Le juge unique était assisté de Madame Catherine BUYSE, Greffier.
DÉBATS – DÉLIBÉRÉ :
Les débats ont eu lieu à l’audience publique du : 17 décembre 2024.
A l’issue, les conseils ont été avisés que le jugement serait rendu le 25 février 2025 par mise à disposition au greffe en application de l’article 450 alinéa 2 du code de procédure civile issue de l’article 4 de la loi du 20 août 2004.
En l’état de quoi, le tribunal a rendu la décision suivante.
EXPOSÉ DU LITIGE
[L] [E] est décédé le [Date décès 5] 2021 à [Localité 9] laissant pour lui succéder son épouse, Mme [O] [Y] ainsi que ses trois enfants issus d’une précédente union : M. [M] [E], M. [G] [E] et Mme [U] [E].
Par testament du 30 octobre 2020, M. [L] [E] a exprimé sa volonté de faire bénéficier son épouse de la plus forte quotité disponible spéciale permise entre époux en présence de descendant(s), ou de l’universalité de ses biens en l’absence de descendant(s).
Il dépend notamment de la succession un immeuble sis [Adresse 3]
M. [M] [E], M. [G] [E] et Mme [U] [E] n’ont pas donné suite aux différents courriers de Maître [V], notaire à [Localité 10], aux fins de partage amiable de la succession.
Le 17 mai 2022, M. [G] [E] a renoncé à la succession de son père.
Le 31 mars 2023, Mme [O] [Y] a saisi la [7], laquelle a déclaré le dossier recevable le 20 avril 2023 et chiffré le montant total des créances à la somme de 204 791,48 euros comprenant, notamment, la créance de la [8] d’un montant de 49 541,16 euros.
Par jugement rendu le 20 avril 2023, le juge du contentieux et de la protection du tribunal de proximité de Montreuil-sur-Mer, saisi par la [8] a prononcé la déchéance totale du droit aux intérêts de la [8], ramené la créance à la somme de 34 193,04 euros et autorisé le report, dans la limite de deux années, du paiement des sommes dues, sauf meilleur accord entre les parties ou engagement d’une procédure de surendettement.

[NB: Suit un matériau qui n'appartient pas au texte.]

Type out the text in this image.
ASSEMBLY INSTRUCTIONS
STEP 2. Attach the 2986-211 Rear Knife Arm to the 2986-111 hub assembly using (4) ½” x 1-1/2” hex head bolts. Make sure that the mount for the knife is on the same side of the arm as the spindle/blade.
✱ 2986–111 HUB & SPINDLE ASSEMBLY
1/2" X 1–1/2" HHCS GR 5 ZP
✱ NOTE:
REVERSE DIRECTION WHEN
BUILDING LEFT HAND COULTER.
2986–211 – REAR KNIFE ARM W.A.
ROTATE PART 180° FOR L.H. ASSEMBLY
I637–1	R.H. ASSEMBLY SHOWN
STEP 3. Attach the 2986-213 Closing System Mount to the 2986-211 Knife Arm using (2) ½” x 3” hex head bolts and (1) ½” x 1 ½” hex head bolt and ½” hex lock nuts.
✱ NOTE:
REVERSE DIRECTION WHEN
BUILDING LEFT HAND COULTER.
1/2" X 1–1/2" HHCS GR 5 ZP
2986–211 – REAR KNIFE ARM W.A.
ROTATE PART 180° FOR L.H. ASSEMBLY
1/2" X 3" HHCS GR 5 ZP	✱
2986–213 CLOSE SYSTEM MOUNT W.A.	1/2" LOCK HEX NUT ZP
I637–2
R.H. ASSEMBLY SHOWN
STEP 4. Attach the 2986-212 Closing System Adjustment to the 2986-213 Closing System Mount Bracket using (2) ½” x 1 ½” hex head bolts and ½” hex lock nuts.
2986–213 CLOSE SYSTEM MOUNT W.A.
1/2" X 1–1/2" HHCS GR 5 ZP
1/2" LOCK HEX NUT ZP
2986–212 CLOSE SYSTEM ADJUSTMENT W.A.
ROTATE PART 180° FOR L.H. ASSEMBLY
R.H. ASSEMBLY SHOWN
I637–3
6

Par actes de commissaire de justice du 16 juin 2023 Mme [O] [Y] a fait assigner M. [M] [E], M. [G] [E] et Mme [U] [E] devant le tribunal judiciaire de Boulogne-sur-Mer aux fins d’ouverture des opérations de compte, liquidation et partage de la succession et de licitation de l’immeuble.
Le 16 octobre 2023, M. [M] [E] a renoncé à la succession de son père.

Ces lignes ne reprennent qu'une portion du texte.